Kevin is 49 years old. Until recently, he lived with his dad and a series of other drug users who cycle through the house to help pay the rent.
“It went from every other day to once a day, to … every chance I got. At one time, I was injecting 10, 15 times a day, at least,” he recalls.
A few years ago, OxyContin was reformulated. The new Oxy is impossible to inject or snort. So Kevin made the switch to Opana. “When I first done the OxyContin, [I thought] there can’t possibly be anything better,” he says. “Wrong. Opana is much … ‘better’ is a bad choice of words. But stronger, I guess you’ll say. And the withdrawal is a lot worse.”
In 2012, the manufacturer of Opana tried reformulating, too, but it didn’t work. Addicts discovered that if you cook it first, you can still inject it. So Kevin stayed locked in his cycle of using, looking for a way to get his next shot, and using again.
A few months ago, Kevin got a letter in the mail. It stated that someone he knew had tested positive for an infectious disease and reported that they had shared needles.
Kevin went in the next day to the clinic and tested positive for HIV.
“It was devastating news. You’re not prepared … I was mostly ignorant to the HIV, because who thinks it’s going to happen to them? We’re in a small town. That only happens in a big city, right? Wrong.”
Even knowing he was HIV positive wasn’t enough to get Kevin to quit using. But then he got another call from his doctor and found out just how bad it was.
She told him he had liver disease, likely caused by hepatitis C. And his HIV was advanced—technically, he had AIDS. His immune system was weak. Illnesses his body would normally shrug off could kill him.
But Kevin wanted to live. His doctor told him: Get off of drugs, and get on a treatment regimen to keep the virus at bay.
Kevin decided to go to rehab.
Usually, there was a long waiting list at the rehab facility, which is located 40 miles south of Austin. Sometimes, by the time an addict got accepted into the program, they had lost their resolve to quit.
But after the outbreak, the facility began giving priority to Austin residents, especially those with HIV.
A couple days later, Kevin had a bed reserved for him. He would start in a week.
Starting rehab is the first of several hard steps Kevin will have to take if he’s going to stay clean. Soon he’ll go through withdrawals. The last shot he took is starting to wear off on the car ride down.
“I don’t feel real good right now. I got up this morning to make myself right, so to speak, but there just weren’t enough available,” he says. “I won’t be lying when I tell ’em I’m not well. I’m sure they’ll want to know the last time I used and stuff.”

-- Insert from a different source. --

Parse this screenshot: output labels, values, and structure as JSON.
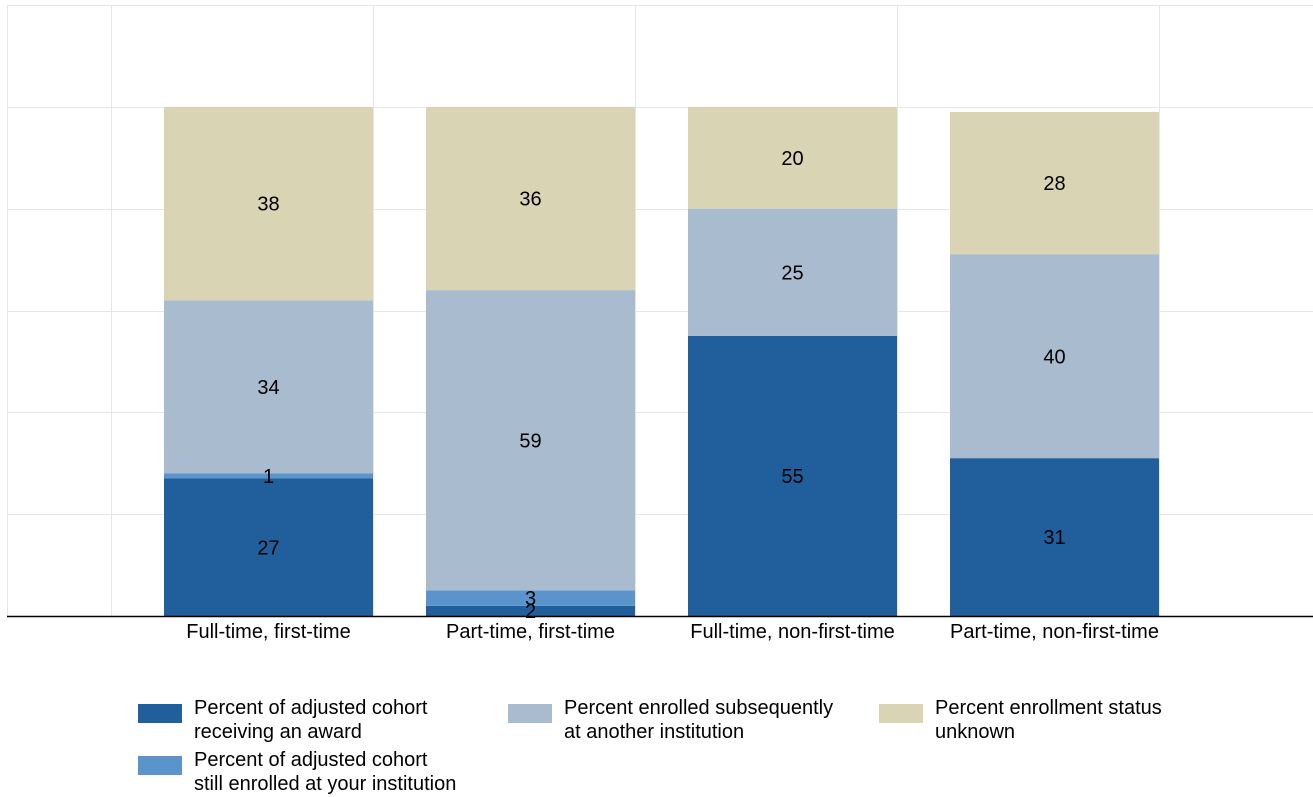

For Kevin, the hardest part about rehab is being alone. That loneliness won’t necessarily go away when he gets out. His friends are all addicts, and coming home is risky.
He pulls out a list of phone numbers, basically everyone he knows.
“When I redo this list, it’ll be down to a handful of people.”
He says at first it doesn’t bother him, that they weren’t really his friends in the first place. Then he backtracks. Obviously, it bothers him. That’s why he’s talking about it.
But staying away from his friends to stay clean—it’s a necessary change.
For now, as he arrives at the rehab facility, he’s resolved to put his life of addiction behind him. “I’m looking forward to it. It’s gotta be better,” he says. ”The lifestyle, I’m over it.”